Por muchas veces que se visite el film y sobre todo cuando ha pasado un largo tiempo desde la última vez, es lógico pensar que no sucede realmente nada entre su prólogo y su epílogo, como nada aconteció en la vida de Pirosmani, que tuvo pero no tuvo familia, amigos o trabajo. Los tableaux vivants que la componen son acaso una bella sucesión de contradiccines frente a los dos pasajes del Nuevo Testamento que la abren y la cierran y que consagran la ejemplaridad más vociferada y menos practicada que la humanidad ha conocido.
Efectivamente no fue el camino de Pirosmani el de un santo, a pesar de su desprecio a las riquezas y su tendencia a tomar siempre lo que querían darle sin pedir nada a cambio.
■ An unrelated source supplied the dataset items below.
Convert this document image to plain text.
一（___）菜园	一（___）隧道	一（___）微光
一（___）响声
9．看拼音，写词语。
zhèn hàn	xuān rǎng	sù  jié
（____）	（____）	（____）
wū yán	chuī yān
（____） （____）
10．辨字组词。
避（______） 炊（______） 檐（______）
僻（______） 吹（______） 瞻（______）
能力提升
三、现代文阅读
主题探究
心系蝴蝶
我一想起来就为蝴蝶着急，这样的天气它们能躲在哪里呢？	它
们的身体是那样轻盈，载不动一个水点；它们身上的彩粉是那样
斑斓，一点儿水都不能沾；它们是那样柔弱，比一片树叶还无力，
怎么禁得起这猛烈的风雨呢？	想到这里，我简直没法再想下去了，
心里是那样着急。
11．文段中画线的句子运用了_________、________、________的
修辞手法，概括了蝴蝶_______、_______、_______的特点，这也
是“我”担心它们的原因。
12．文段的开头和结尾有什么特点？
Un ascético, quizás, pero sin mensaje, un hombre dado a la bebida, solitario, con la pobreza de no sé cuántos siglos incrustada en la mirada, indescifrable para cuantos se cruzaron en su camino, incluidos nosotros los espectadores, un hombre sin conciencia alguna de su talento para la pintura, que fue uno más de sus oficios, como el comercio o la agricultura y para ninguno creyó servir.
Sin el componente obsesivo del Vincent Van Goh de Maurice Pialat ni el de enajenación de uno de sus pocos "iguales", el Antonio Ligabue de Raffaelle Andreassi, a los que parece respectivamente anunciar y remitirse el film en algún momento, el Pirosmani de Shengelaia es un ejemplo puro de artista providencial, que no invoca a las musas y no desespera al sentirlas marcharse, Si entraba en trance al pintar, a ningún éxtasis llegó y como mejor ejemplo ese plano en que después de que lo encerraran en una habitación para que pinte un gran óleo, aguarda junto a la puerta a que lo dejen salir, desinteresado por el resultado y las opiniones de los demás, vacío, desfallecido si no podía perderse por los caminos y las tabernas de Tiblisi.
A esta pureza se atiene Shengelaia, se debe incluso diría, lo cual le obliga a ir buscándole de cuadro en cuadro, como los dos "críticos" que rastrean su pista, sin que apenas le veamos pintar, envejeciendo para sus adentros y muriendo en dos conmovedores planos silentes, estrictamente el último, digno del Victor Sjöstrom de "Körkarlen" y antes en otro, un contraplano desde lo alto de unas escaleras, también sin palabras, en el que uno de nosotros, un pintor que lo localiza en su covacha, se vuelve para volver a mirarlo, desconcertado al advertir su soledad y que no es dinero ni reconocimiento lo que necesita.